How much does that broken process cost your firm? Or that incomplete payroll calculation, or the benefits enrollment changes that require follow-up to manually adjust or correct? Or the 10% of the hiring process that was never automated? Those costs are both quantitative and qualitative, and they can add up to a significant sum.

Let's take a quick, simple example. You have payroll in-house but outsource benefits. Every pay period you get a file from your benefits provider that has changes in the payroll-relevant items such as deductions and imputed income. Your policy is that when people go on an unpaid leave of absence they can continue their benefits, but they have to pay the provider directly since no payroll deduction can be taken. For other cases, where an employee is still active but just doesn't have enough pay for a given period, you let the benefits deduction amount go into arrears and catch up on the next check.

If everything happens on time, this setup works fine when employees go on an unpaid leave. There is enough time to process the employee data, get the change to the benefits provider, who then sends a 'stop deduction' transaction back to payroll. And that is a big, remote 'if' – those changes to unpaid leave often happen retroactively or so late in the period that there isn't time to get the change to the benefits provider and back before payroll runs. So you end up trying to take the benefits deductions in payroll, and they go to arrears because there isn't enough money in the paycheck. Meanwhile, a while later, the benefits provider sends the 'stop deductions' transaction back to payroll. That takes care of the future pay periods, but now you still have to take care of the deduction arrears. That involves manually reporting on the payroll, after the fact, and then manually clearing up the arrears. Hopefully this gets done timely, because if it doesn't then payroll will take those arrears out of the next available money. At that point you've deducted for the benefits and the employee has probably – but maybe not, you will have to check - also paid for them directly to the provider. Now there is a bigger mess to resolve.

It can get even more complicated than that – but do you see the costs in there? The after-the-fact reporting and data maintenance, the impact on the employee if things are not taken care of on time?

There are a few different ways to solve this particular problem, and those solutions aren't the important thing in this discussion. The important thing is identifying these business process errors, getting a preliminary idea of the cost and impact, and then making a plan to get them resolved.

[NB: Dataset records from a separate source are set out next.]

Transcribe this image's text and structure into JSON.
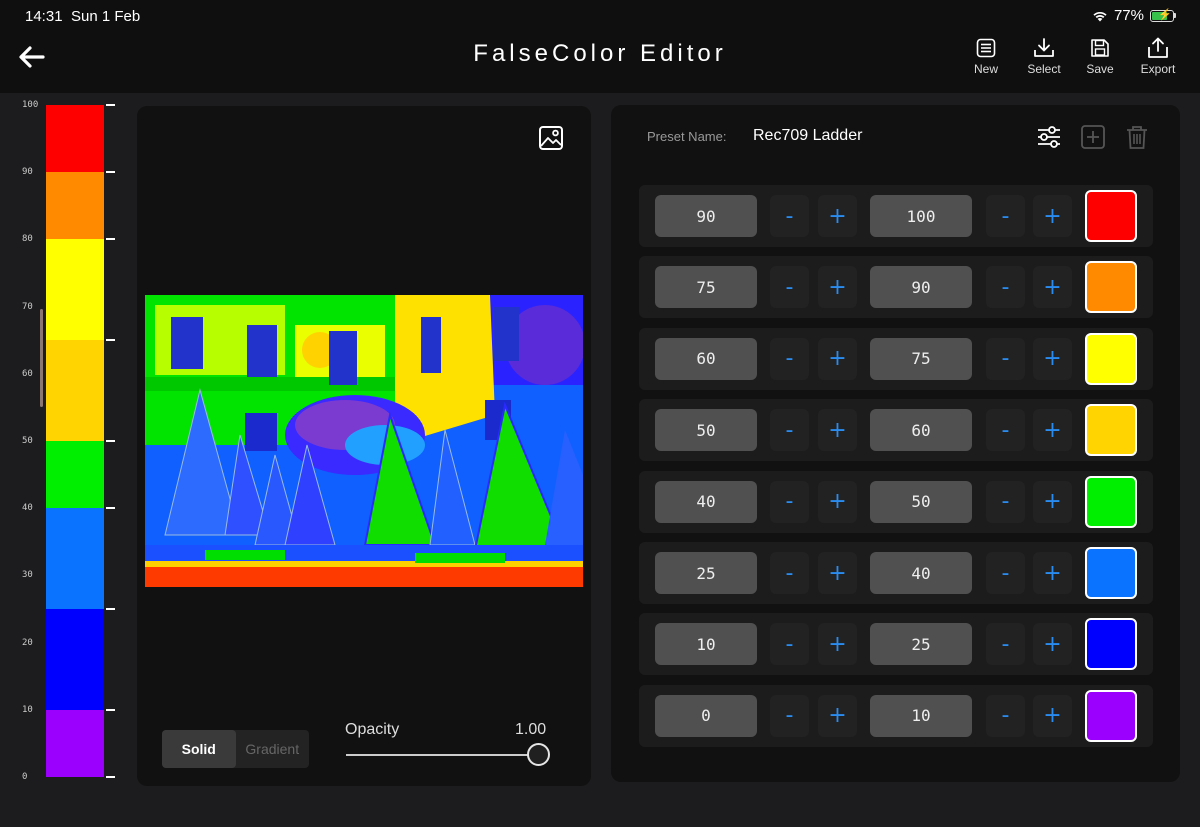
{
  "status": {
    "time": "14:31",
    "date": "Sun 1 Feb",
    "battery": "77%"
  },
  "nav": {
    "title": "FalseColor Editor",
    "buttons": {
      "new": "New",
      "select": "Select",
      "save": "Save",
      "export": "Export"
    }
  },
  "scale": {
    "labels": [
      "100",
      "90",
      "80",
      "70",
      "60",
      "50",
      "40",
      "30",
      "20",
      "10",
      "0"
    ],
    "segments": [
      {
        "from": 90,
        "to": 100,
        "color": "#ff0000"
      },
      {
        "from": 80,
        "to": 90,
        "color": "#ff8a00"
      },
      {
        "from": 65,
        "to": 80,
        "color": "#ffff00"
      },
      {
        "from": 50,
        "to": 65,
        "color": "#ffd400"
      },
      {
        "from": 40,
        "to": 50,
        "color": "#00ee00"
      },
      {
        "from": 25,
        "to": 40,
        "color": "#0a73ff"
      },
      {
        "from": 10,
        "to": 25,
        "color": "#0000ff"
      },
      {
        "from": 0,
        "to": 10,
        "color": "#9b00ff"
      }
    ]
  },
  "preview": {
    "mode": {
      "solid": "Solid",
      "gradient": "Gradient",
      "active": "Solid"
    },
    "opacity_label": "Opacity",
    "opacity_value": "1.00",
    "opacity_fraction": 1.0
  },
  "preset": {
    "label": "Preset Name:",
    "name": "Rec709 Ladder",
    "rows": [
      {
        "low": "90",
        "high": "100",
        "color": "#ff0000"
      },
      {
        "low": "75",
        "high": "90",
        "color": "#ff8a00"
      },
      {
        "low": "60",
        "high": "75",
        "color": "#ffff00"
      },
      {
        "low": "50",
        "high": "60",
        "color": "#ffd400"
      },
      {
        "low": "40",
        "high": "50",
        "color": "#00ee00"
      },
      {
        "low": "25",
        "high": "40",
        "color": "#0a73ff"
      },
      {
        "low": "10",
        "high": "25",
        "color": "#0000ff"
      },
      {
        "low": "0",
        "high": "10",
        "color": "#9b00ff"
      }
    ],
    "minus": "-",
    "plus": "+"
  }
}
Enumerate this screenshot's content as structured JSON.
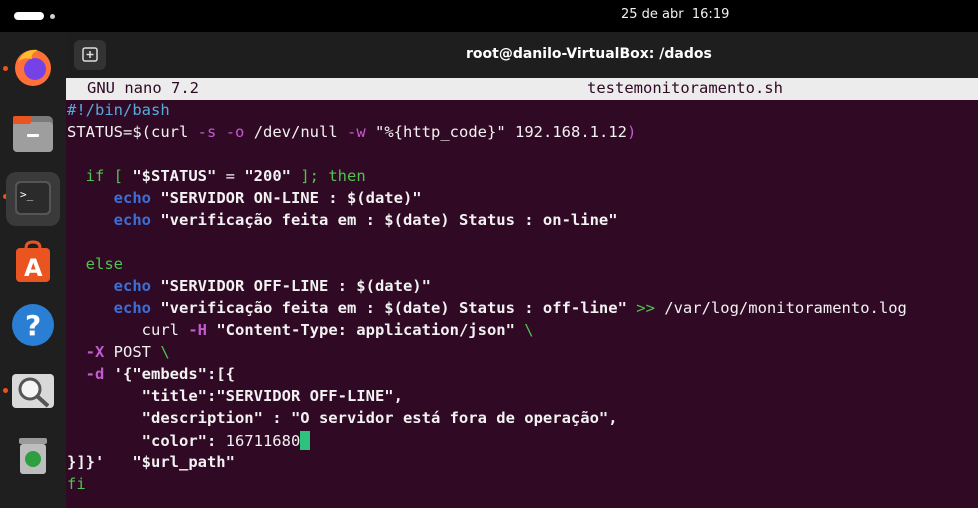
{
  "topbar": {
    "date": "25 de abr",
    "time": "16:19"
  },
  "window": {
    "title": "root@danilo-VirtualBox: /dados"
  },
  "nano": {
    "version": "GNU nano 7.2",
    "filename": "testemonitoramento.sh"
  },
  "dock": [
    "firefox-icon",
    "files-icon",
    "terminal-icon",
    "app-center-icon",
    "help-icon",
    "image-viewer-icon",
    "trash-icon"
  ],
  "code": {
    "l1": "#!/bin/bash",
    "l2a": "STATUS=$(",
    "l2b": "curl ",
    "l2c": "-s",
    "l2d": " ",
    "l2e": "-o",
    "l2f": " /dev/null ",
    "l2g": "-w",
    "l2h": " \"%{http_code}\"",
    "l2i": " 192.168.1.12",
    "l2j": ")",
    "l4a": "  if [ ",
    "l4b": "\"$STATUS\"",
    "l4c": " = ",
    "l4d": "\"200\"",
    "l4e": " ]; then",
    "l5a": "     echo",
    "l5b": " \"SERVIDOR ON-LINE : $(date)\"",
    "l6a": "     echo",
    "l6b": " \"verificação feita em : $(date) Status : on-line\"",
    "l8": "  else",
    "l9a": "     echo",
    "l9b": " \"SERVIDOR OFF-LINE : $(date)\"",
    "l10a": "     echo",
    "l10b": " \"verificação feita em : $(date) Status : off-line\"",
    "l10c": " >>",
    "l10d": " /var/log/monitoramento.log",
    "l11a": "        curl ",
    "l11b": "-H",
    "l11c": " \"Content-Type: application/json\"",
    "l11d": " \\",
    "l12a": "  -X",
    "l12b": " POST ",
    "l12c": "\\",
    "l13a": "  -d",
    "l13b": " '{\"embeds\":[{",
    "l14": "        \"title\":\"SERVIDOR OFF-LINE\",",
    "l15": "        \"description\" : \"O servidor está fora de operação\",",
    "l16a": "        \"color\": ",
    "l16b": "16711680",
    "l17a": "}]}'",
    "l17b": "   \"$url_path\"",
    "l18": "fi"
  }
}
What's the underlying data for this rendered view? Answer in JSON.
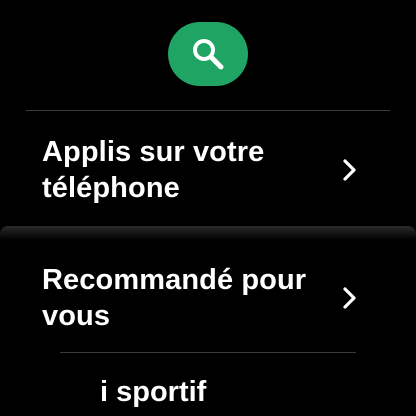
{
  "search": {
    "icon": "search-icon",
    "color": "#1fa463"
  },
  "items": [
    {
      "label": "Applis sur votre téléphone",
      "icon": "chevron-right-icon"
    },
    {
      "label": "Recommandé pour vous",
      "icon": "chevron-right-icon"
    },
    {
      "label": "i sportif"
    }
  ]
}
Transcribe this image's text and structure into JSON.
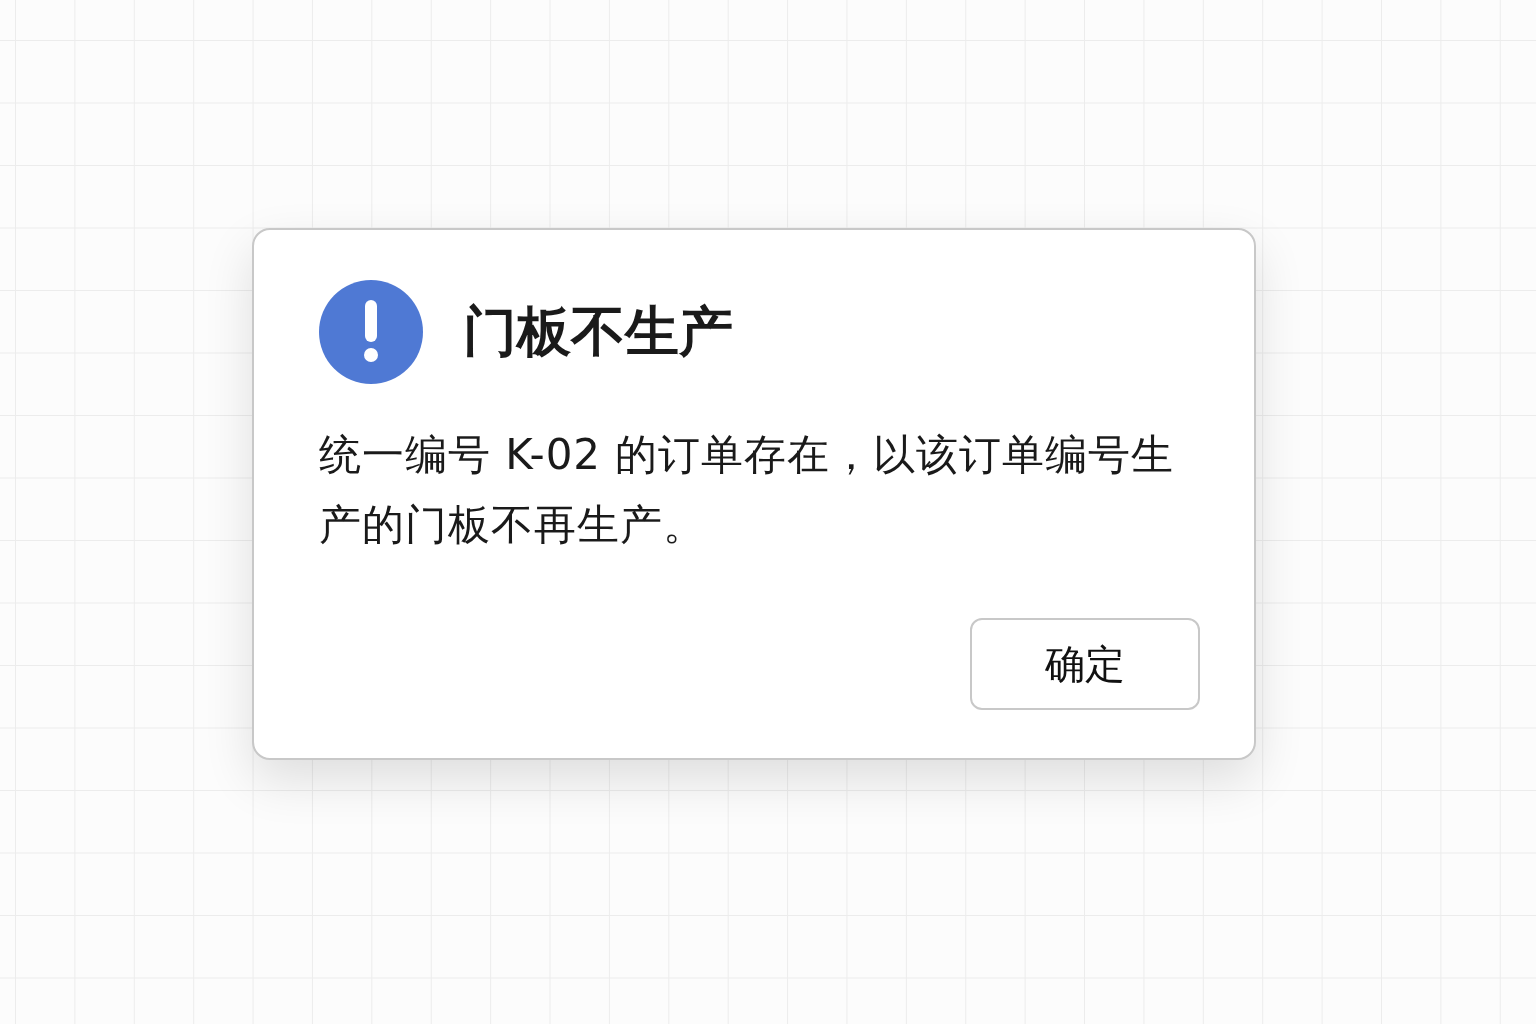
{
  "dialog": {
    "title": "门板不生产",
    "message": "统一编号 K-02 的订单存在，以该订单编号生产的门板不再生产。",
    "buttons": [
      {
        "label": "确定"
      }
    ]
  }
}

This isn't the type of work that gets most people excited. It's not a big Talent Management implementation or something that will have a large, immediate payoff in cost, revenue or qualitative factors. Some companies don't have the extra capacity, skills or knowledge to do this analysis. And because of those reasons, it often doesn't get done. It's a process of fixing a lot of small things that add up to something big. Based on my experience, most firms could free up 25% of their processing effort by fixing these small things, not to mention the positive qualitative impacts on employees. And why would anyone want to pass up that opportunity?